WASHINGTON, (Reuters) – A group of 10 mortgage servicers agreed today to pay a total of $8.5 billion to end a government-mandated case-by-case review of foreclosures in an acknowledgement the reviews had proven too cumbersome and expensive.
Bank of America Corp, Citigroup Inc, JPMorgan Case & Co, Wells Fargo & Co and six others will pay $3.3 billion directly to eligible borrowers, and will pay $5.2 billion in loan modifications and forgiveness, regulators said.
The U.S. Office of the Comptroller of the Currency and the Federal Reserve Board said they accepted the agreement to get relief to consumers more quickly than through the reviews.
In April 2011, the government required the servicers to review foreclosure actions from 2009 and 2010 to determine whether borrowers had been unlawfully foreclosed on or suffered some other financial harm due to errors in the foreclosure process.
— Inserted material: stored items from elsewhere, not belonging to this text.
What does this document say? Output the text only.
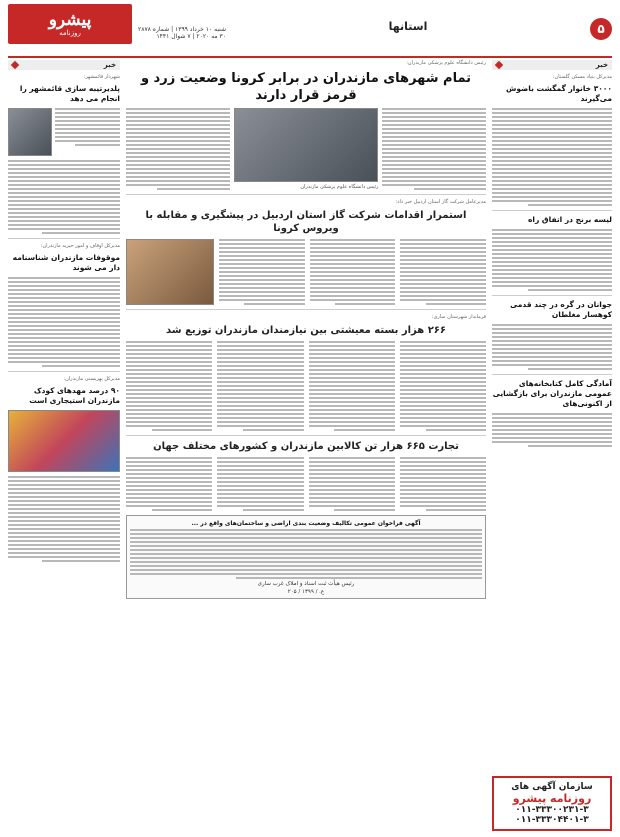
پیشرو
روزنامه	شنبه ۱۰ خرداد ۱۳۹۹ | شماره ۲۸۷۸
۳۰ مه ۲۰۲۰ | ۷ شوال ۱۴۴۱
استانها	۵
خبر
مدیرکل بنیاد مسکن گلستان:
۳۰۰۰ خانوار گمگشت باضوش می‌گیرند
لیسه برنج در اتفاق راه
جوانان در گره در چند قدمی کوهسار مغلطان
آمادگی کامل کتابخانه‌های عمومی مازندران برای بازگشایی از اکنونی‌های
سازمان آگهی های
روزنامه پیشرو
۰۱۱-۳۳۳۰۰۲۳۱-۳
۰۱۱-۳۳۳۰۴۴۰۱-۳
رئیس دانشگاه علوم پزشکی مازندران:
تمام شهرهای مازندران در برابر کرونا وضعیت زرد و قرمز قرار دارند
رئیس دانشگاه علوم پزشکی مازندران
مدیرعامل شرکت گاز استان اردبیل خبر داد:
استمرار اقدامات شرکت گاز استان اردبیل در پیشگیری و مقابله با ویروس کرونا
فرماندار شهرستان ساری:
۲۶۶ هزار بسته معیشتی بین نیازمندان مازندران توزیع شد
تجارت ۶۶۵ هزار تن کالابین مازندران و کشورهای مختلف جهان
آگهی فراخوان عمومی تکالیف وضعیت بندی اراضی و ساختمان‌های واقع در ...
رئیس هیأت ثبت اسناد و املاک غرب ساری
ع. / ۱۳۹۹ / ۲۰۵
خبر
شهردار قائمشهر:
پلدیرتیبه سازی قائمشهر را انجام می دهد
مدیرکل اوقاف و امور خیریه مازندران:
موقوفات مازندران شناسنامه دار می شوند
مدیرکل بهزیستی مازندران:
۹۰ درصد مهدهای کودک مازندران استیجاری است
Comptroller of the Currency Thomas Curry said in a statement: “It has become clear that carrying the process through to its conclusion would divert money away from the impacted homeowners and also needlessly delay the dispensation of compensation to affected borrowers.”
Roughly 3.8 million borrowers who were foreclosed on within the time frame of the review will receive cash compensation, the agency said.
Borrowers could receive from hundreds of dollars up to $125,000, depending on the type of errors they experienced.
Regulators said the agreement replaces the case-by-case reviews with a “broader framework,” but did not provide details.
The other banks involved in the settlement are: Aurora , MetLife Bank, PNC, Sovereign , SunTrust, and U.S. Bank.